Death of U.S. Manufacturing to Bring U.S. Downfall?

Lynn Tilton, the CEO of Patriarch Partners, believes that if manufacturing in the United States dies, the nation will go down with it. Although many think of the United States as being based on the service industry Tilton mentions in an interview with TechTicker that most empires have fallen due in part to the death of the nations' manufacturing. She notes that U.S. manufacturing makes up 12% of the United States' economy and that many people in that industry are not able or meant to work in the service industry, therefore a manufacturing downfall would lead to the unemployment of many more millions of Americans, which will ultimately harm the rest/all of us.

Tilton has noted that it will be extremely hard to convince manufacturers to stay in the United States, especially when they can go to a third world nation for much cheaper, but she adamantly tells that it can be done with a little innovation. Hopefully companies will heed her words and try to keep manufacturing in the U.S.
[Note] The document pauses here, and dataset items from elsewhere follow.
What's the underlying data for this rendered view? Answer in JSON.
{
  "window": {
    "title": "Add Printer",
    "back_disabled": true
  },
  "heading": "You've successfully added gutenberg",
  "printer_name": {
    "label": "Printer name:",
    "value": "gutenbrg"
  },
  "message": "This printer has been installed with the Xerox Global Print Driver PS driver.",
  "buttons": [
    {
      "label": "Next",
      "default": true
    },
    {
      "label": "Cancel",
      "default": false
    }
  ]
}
Thursday, February 4, 2010

Recession Leads to Radical U.S. Manufactuting Shifts

In the wake of the global economic recession manufacturers are beginning to restructure their businesses. Moves are accelerating the United States' manufacturing economy's long-term shrinkage. Manufacturing is now moving away from heavy sectors like cars and basic chemicals towards higher-tech products like computer chips. Car manufacturers in particular are shutting down facilities or investing in smaller, more-efficient facilities; chemical makers are moving their labor-intensive operations to countries with lower wages. As a result of the shifting, economists are expecting that unemployment will remain high for the next several years.
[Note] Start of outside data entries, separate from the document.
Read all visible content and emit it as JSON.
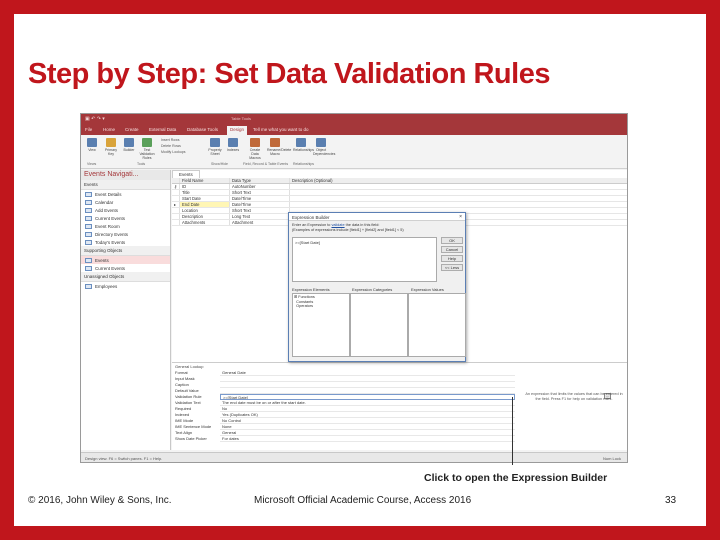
{
  "slide": {
    "title": "Step by Step: Set Data Validation Rules",
    "callout": "Click to open the Expression Builder",
    "footer_left": "© 2016, John Wiley & Sons, Inc.",
    "footer_center": "Microsoft Official Academic Course, Access 2016",
    "page_number": "33"
  },
  "access": {
    "titlebar": "Table Tools",
    "ribbon_tabs": [
      "File",
      "Home",
      "Create",
      "External Data",
      "Database Tools",
      "Design",
      "Tell me what you want to do"
    ],
    "ribbon_buttons": [
      "View",
      "Primary Key",
      "Builder",
      "Test Validation Rules",
      "Property Sheet",
      "Indexes",
      "Create Data Macros",
      "Rename/Delete Macro",
      "Relationships",
      "Object Dependencies"
    ],
    "ribbon_small": [
      "Insert Rows",
      "Delete Rows",
      "Modify Lookups"
    ],
    "ribbon_groups": [
      "Views",
      "Tools",
      "Show/Hide",
      "Field, Record & Table Events",
      "Relationships"
    ],
    "nav": {
      "header": "Events Navigati...",
      "groups": [
        {
          "label": "Events",
          "items": [
            "Event Details",
            "Calendar",
            "Add Events",
            "Current Events",
            "Event Room",
            "Directory Events",
            "Today's Events"
          ]
        },
        {
          "label": "Supporting Objects",
          "items": [
            "Events",
            "Current Events"
          ]
        },
        {
          "label": "Unassigned Objects",
          "items": [
            "Employees"
          ]
        }
      ]
    },
    "doc_tab": "Events",
    "grid": {
      "headers": [
        "Field Name",
        "Data Type",
        "Description (Optional)"
      ],
      "rows": [
        {
          "field": "ID",
          "type": "AutoNumber"
        },
        {
          "field": "Title",
          "type": "Short Text"
        },
        {
          "field": "Start Date",
          "type": "Date/Time"
        },
        {
          "field": "End Date",
          "type": "Date/Time"
        },
        {
          "field": "Location",
          "type": "Short Text"
        },
        {
          "field": "Description",
          "type": "Long Text"
        },
        {
          "field": "Attachments",
          "type": "Attachment"
        }
      ]
    },
    "expression_builder": {
      "title": "Expression Builder",
      "instructions_1": "Enter an Expression to",
      "instructions_link": "validate",
      "instructions_2": "the data in this field:",
      "examples": "(Examples of expressions include [field1] + [field2] and [field1] < 5)",
      "expression": ">=[Start Date]",
      "buttons": [
        "OK",
        "Cancel",
        "Help",
        "<< Less"
      ],
      "col_headers": [
        "Expression Elements",
        "Expression Categories",
        "Expression Values"
      ],
      "elements": [
        "Functions",
        "Constants",
        "Operators"
      ]
    },
    "properties": {
      "tabs": "General   Lookup",
      "rows": [
        {
          "name": "Format",
          "value": "General Date"
        },
        {
          "name": "Input Mask",
          "value": ""
        },
        {
          "name": "Caption",
          "value": ""
        },
        {
          "name": "Default Value",
          "value": ""
        },
        {
          "name": "Validation Rule",
          "value": ">=[Start Date]"
        },
        {
          "name": "Validation Text",
          "value": "The end date must be on or after the start date."
        },
        {
          "name": "Required",
          "value": "No"
        },
        {
          "name": "Indexed",
          "value": "Yes (Duplicates OK)"
        },
        {
          "name": "IME Mode",
          "value": "No Control"
        },
        {
          "name": "IME Sentence Mode",
          "value": "None"
        },
        {
          "name": "Text Align",
          "value": "General"
        },
        {
          "name": "Show Date Picker",
          "value": "For dates"
        }
      ],
      "help": "An expression that limits the values that can be entered in the field. Press F1 for help on validation rules."
    },
    "status_left": "Design view.  F6 = Switch panes.  F1 = Help.",
    "status_right": "Num Lock"
  },
  "colors": {
    "brand": "#c0161c",
    "access": "#a4373a"
  }
}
Wednesday, February 3, 2010

China Developing New Foreign Policy

As a rising superpower, China is branching out its foreign relations policies to unexpected places. China recently promised a $1billion loan to the former Soviet state of Moldova, a nation that is poorer than most African countries. The $1billion loan is the equivalent of one tenth of Moldova's GDP.

It is an interesting place to be investing such a large sum of money into, as on the surface it doesn't seem to have all that much to offer. What the country does have though adds up to enough reason for China to take interest. Moldova sits up in the top half of nations ranked for information technology potential by the World Economic Forum; China sees that by giving loans to nations such as Moldova they gain a substancial amount of global influence, especially pertaining to Russia. By building substancial influence in the nations surrounding Russia the Chinese are able to gain leverage in negotiations with Moscow, something of great importance to the Chinese because of China's dependency on Russian oil.
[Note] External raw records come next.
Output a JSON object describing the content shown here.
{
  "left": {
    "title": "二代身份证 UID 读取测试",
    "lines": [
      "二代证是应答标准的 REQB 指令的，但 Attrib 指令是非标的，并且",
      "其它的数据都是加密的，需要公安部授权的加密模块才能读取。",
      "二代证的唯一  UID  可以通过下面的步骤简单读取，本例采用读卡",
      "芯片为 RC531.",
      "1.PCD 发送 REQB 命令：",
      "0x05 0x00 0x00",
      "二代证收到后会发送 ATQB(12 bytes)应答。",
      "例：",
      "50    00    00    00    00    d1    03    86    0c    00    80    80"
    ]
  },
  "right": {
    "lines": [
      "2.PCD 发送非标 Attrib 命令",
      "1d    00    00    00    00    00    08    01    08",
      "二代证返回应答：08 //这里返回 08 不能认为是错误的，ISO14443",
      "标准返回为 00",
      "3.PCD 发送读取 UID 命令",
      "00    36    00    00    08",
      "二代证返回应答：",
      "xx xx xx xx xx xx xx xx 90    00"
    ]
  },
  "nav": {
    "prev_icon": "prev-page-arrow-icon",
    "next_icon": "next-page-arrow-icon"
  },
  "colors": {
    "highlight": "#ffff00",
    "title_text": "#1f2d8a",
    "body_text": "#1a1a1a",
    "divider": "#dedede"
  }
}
China could also focus on Moldova's agriculture, wine and textile sectors. These sectors and the country's comparatively low wages have already attracted a series of European manufacturing companies. It is also highly unlikely that the nation will ever join the EU due to weak governance.

It appears that China could gain from investing heavily in this tiny nation.

Tuesday, February 2, 2010

Shell Sells Nigerian Oil Blocks to Local Companies

The Nigerian joint venture capital company that is owned by Shell agreed on Friday to sell its interest in three oil production licenses to a group of local Nigerian companies. The deal shows that Shell is starting to shift its focus away from Nigeria. The facilities have been shut down since 2008 and the 30 wells in question have a production capacity of approximately 50,000 barrels of oil.

The deal is subject to the approval of the Nigerian government.

EU Won't Imitate U.S. Bank Plan

President Obama recently outlined a series of proposals that could ultimately rewrite the world financial order by limiting banks' size and trading activities by preventing banks from investing in, owning or sponsoring a hedge fund or a private equity fund. Although the EU approves and supports the President's ideas they made it clear that the EU will not be following suit as it aims to reduce risk in the sector through other means. The EU has yet to make a plan for big banks' known.